The goal is: fast propagation after publish, high cache hit rate between publishes.

Decision

Two files per finder, with different TTLs:

FileKey patternTTLContents
Pointerfinders/{token}/config.json5 minutes{ "hash": "sha1hexstring" }
Payloadfinders/{token}/v/{hash}.json1 year (immutable)Full finder JSON

The widget loads the pointer first, reads the hash, then checks its localStorage cache. If the cached hash matches, the local copy is used directly (no CDN round-trip for the payload). If the hash differs — or there is no cache — the widget fetches the versioned payload URL. Since the payload URL contains the hash, it is content-addressed and can be cached forever.

When a finder is published, ExternalController::syncFinderDetails computes a new SHA-1 hash of the payload, uploads v/{hash}.json to R2, then overwrites config.json with the new hash. Old payload files are not deleted — they are orphaned but serve ongoing sessions that loaded the previous pointer before the update.

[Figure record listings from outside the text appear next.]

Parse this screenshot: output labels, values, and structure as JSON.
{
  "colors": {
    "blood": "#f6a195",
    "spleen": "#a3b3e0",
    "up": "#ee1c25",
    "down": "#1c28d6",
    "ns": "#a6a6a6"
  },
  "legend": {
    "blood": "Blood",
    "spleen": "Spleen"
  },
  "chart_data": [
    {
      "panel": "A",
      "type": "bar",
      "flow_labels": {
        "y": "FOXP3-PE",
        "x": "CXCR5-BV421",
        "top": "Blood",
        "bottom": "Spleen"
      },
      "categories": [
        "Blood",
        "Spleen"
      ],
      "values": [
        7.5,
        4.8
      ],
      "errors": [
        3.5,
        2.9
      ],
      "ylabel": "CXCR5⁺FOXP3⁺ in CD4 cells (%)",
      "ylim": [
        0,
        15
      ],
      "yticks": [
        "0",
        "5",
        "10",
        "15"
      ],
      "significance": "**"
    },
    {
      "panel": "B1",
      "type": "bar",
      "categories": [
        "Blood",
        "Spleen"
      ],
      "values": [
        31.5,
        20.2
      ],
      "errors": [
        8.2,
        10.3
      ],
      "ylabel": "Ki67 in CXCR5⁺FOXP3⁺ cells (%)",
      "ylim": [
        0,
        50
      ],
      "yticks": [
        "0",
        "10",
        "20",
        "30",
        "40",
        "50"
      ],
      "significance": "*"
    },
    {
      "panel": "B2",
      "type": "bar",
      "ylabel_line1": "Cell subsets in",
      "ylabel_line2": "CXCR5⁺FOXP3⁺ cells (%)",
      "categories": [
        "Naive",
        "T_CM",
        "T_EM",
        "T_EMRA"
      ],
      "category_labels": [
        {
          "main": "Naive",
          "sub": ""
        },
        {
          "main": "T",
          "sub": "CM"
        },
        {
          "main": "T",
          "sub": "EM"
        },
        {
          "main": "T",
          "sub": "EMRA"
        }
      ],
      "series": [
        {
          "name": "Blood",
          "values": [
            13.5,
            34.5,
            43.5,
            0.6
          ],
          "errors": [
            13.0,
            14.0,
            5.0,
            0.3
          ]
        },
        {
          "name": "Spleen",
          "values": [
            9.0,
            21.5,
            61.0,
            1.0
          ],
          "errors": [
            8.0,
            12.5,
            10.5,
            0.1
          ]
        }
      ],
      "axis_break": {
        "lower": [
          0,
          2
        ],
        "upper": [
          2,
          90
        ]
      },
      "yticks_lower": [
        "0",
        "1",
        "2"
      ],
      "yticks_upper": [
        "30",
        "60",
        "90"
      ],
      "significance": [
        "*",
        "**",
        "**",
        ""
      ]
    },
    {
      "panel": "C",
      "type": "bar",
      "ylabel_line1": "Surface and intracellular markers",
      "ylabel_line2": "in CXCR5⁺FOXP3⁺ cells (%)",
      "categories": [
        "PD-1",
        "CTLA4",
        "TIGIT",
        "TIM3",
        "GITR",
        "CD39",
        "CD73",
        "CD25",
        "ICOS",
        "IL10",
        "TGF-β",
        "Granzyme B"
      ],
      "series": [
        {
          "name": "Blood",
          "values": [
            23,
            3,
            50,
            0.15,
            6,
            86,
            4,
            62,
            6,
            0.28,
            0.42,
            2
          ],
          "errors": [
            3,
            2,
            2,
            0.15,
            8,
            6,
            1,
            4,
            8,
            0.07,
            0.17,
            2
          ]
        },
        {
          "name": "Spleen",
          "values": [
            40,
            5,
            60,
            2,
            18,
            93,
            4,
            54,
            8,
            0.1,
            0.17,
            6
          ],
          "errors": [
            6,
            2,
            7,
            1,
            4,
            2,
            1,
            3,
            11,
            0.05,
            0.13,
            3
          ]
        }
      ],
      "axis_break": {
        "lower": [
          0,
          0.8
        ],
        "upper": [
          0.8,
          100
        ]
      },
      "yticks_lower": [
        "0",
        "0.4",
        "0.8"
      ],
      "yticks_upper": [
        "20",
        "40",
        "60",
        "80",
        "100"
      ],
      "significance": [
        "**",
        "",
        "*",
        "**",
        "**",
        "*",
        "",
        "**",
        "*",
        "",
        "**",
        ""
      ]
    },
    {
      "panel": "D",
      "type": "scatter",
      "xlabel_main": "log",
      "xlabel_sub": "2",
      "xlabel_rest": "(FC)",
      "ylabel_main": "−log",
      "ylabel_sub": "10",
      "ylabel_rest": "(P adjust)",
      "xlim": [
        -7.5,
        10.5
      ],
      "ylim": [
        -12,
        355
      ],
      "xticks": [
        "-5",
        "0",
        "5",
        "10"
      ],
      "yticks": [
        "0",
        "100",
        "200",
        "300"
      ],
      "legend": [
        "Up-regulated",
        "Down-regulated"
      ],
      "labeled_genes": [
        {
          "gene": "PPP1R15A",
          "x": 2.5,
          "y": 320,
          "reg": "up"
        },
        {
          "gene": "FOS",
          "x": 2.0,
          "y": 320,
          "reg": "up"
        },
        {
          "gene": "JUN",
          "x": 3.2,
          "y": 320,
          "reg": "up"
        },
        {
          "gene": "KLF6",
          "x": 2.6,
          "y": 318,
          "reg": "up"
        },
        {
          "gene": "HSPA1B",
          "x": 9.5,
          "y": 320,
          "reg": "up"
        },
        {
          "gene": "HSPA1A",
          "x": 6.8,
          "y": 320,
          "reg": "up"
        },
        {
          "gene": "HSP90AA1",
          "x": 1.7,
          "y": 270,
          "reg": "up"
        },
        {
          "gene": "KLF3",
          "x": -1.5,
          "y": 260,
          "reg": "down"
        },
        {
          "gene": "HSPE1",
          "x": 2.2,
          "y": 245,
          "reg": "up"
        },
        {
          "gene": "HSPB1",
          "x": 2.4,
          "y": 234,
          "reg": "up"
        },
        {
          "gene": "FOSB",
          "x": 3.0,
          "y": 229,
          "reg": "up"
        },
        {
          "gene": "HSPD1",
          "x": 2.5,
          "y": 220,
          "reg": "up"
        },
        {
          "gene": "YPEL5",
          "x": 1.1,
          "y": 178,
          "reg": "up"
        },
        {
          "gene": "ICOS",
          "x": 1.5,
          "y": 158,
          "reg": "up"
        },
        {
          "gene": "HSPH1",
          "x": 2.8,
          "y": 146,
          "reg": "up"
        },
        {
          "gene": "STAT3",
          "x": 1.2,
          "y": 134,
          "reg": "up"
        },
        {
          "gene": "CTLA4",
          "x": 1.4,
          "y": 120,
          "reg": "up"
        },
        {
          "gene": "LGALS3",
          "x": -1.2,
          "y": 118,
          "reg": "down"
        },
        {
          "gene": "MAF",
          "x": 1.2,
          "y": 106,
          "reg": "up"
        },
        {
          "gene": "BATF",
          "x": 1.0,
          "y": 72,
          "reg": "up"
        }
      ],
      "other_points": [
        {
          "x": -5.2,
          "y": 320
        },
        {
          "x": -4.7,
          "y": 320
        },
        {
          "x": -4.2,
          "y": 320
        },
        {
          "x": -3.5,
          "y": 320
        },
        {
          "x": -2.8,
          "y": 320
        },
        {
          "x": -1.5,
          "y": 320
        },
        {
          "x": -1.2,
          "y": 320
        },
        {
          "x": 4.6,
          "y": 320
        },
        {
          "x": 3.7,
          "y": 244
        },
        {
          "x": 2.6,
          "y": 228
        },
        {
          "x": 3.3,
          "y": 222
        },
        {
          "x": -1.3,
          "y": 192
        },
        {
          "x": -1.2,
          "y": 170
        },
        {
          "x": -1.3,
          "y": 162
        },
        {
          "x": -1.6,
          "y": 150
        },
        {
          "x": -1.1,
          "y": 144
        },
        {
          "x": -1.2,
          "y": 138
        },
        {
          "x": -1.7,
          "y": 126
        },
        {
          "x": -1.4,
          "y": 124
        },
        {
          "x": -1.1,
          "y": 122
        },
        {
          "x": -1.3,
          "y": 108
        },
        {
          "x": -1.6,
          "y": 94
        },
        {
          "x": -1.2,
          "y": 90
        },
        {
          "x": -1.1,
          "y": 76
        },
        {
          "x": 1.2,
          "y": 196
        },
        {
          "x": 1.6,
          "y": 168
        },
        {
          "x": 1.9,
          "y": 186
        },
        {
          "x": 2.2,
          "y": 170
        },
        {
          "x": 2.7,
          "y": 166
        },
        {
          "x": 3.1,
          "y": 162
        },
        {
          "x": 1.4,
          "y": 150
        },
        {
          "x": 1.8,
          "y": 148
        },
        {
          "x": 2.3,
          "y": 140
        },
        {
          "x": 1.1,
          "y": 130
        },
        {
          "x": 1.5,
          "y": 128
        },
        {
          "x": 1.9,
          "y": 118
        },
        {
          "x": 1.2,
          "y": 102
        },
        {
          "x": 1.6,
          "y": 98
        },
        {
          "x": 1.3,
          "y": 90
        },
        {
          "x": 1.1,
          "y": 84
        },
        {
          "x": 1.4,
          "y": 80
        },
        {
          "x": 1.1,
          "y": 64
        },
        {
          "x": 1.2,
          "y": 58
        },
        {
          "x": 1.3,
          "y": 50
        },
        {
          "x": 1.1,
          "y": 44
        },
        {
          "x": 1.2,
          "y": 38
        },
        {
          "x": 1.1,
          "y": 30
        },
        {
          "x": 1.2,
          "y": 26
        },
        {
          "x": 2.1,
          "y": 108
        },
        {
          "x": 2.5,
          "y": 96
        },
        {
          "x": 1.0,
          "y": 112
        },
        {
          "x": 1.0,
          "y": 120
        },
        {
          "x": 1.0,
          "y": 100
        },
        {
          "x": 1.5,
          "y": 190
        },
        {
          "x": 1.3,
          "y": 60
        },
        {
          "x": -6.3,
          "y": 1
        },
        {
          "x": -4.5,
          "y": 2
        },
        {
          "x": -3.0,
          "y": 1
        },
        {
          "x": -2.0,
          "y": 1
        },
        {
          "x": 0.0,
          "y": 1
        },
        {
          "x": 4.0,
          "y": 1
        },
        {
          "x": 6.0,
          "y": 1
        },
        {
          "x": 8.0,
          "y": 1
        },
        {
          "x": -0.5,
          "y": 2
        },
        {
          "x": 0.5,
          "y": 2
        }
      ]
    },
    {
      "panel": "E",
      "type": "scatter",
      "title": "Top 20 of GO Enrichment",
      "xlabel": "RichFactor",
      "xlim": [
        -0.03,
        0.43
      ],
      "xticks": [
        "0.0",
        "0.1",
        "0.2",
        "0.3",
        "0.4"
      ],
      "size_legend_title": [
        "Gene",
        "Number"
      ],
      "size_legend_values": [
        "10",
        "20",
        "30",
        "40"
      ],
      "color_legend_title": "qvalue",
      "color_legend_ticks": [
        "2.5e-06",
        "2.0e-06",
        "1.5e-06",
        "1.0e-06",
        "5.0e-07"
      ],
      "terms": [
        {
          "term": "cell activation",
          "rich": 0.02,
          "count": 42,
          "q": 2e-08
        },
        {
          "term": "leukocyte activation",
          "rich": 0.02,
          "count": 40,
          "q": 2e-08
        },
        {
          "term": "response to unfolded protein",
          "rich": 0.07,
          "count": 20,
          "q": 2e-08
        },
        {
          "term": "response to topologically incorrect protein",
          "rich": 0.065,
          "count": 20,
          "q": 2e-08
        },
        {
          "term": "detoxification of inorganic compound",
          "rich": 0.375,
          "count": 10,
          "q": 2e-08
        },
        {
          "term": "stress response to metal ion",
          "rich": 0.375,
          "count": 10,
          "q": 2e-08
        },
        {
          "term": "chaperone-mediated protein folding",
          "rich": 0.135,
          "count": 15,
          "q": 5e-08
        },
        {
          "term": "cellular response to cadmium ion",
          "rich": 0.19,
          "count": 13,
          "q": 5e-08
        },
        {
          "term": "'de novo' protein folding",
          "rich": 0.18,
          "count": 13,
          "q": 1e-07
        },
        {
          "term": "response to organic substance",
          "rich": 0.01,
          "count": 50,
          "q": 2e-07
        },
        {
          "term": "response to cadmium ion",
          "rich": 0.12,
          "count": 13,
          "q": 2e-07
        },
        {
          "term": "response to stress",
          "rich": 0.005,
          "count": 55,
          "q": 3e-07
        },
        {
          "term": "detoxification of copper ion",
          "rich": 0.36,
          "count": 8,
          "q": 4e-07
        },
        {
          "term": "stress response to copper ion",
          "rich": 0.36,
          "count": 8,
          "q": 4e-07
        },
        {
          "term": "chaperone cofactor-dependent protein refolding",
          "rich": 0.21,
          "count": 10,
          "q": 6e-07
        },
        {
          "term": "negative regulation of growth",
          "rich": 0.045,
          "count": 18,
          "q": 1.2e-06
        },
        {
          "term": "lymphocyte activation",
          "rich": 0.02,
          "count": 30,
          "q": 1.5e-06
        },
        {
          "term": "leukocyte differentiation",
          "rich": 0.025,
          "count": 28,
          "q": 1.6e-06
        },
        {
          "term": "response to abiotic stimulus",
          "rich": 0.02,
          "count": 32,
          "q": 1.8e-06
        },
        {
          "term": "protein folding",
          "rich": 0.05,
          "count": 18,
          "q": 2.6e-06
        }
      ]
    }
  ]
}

Propagation time = pointer TTL = 5 minutes. A visitor who loaded the old pointer will use the old payload until their pointer cache expires.

Alternatives considered:

  • Single URL with ?v=hash query string — CDN varies on query string but many edge configs don’t, leading to unpredictable behavior.
  • Origin-only serving — eliminates CDN benefits entirely; unacceptable latency for international embeds.

Consequences

Benefits:

  • Payload is cached at CDN edges for up to a year between publishes. High-traffic finders pay one origin round-trip per 5-minute window.
  • The widget can serve stale-but-valid payloads from localStorage even when the CDN is unreachable.
  • Publish never breaks in-flight sessions: old versioned URLs remain valid indefinitely.

Costs:

  • One extra round-trip (pointer fetch) on every cold load.
  • R2 storage grows linearly with publish history. No cleanup job exists for orphaned payload files — this is an open maintenance gap.
  • The 5-minute propagation window means a just-published update is not immediately live everywhere.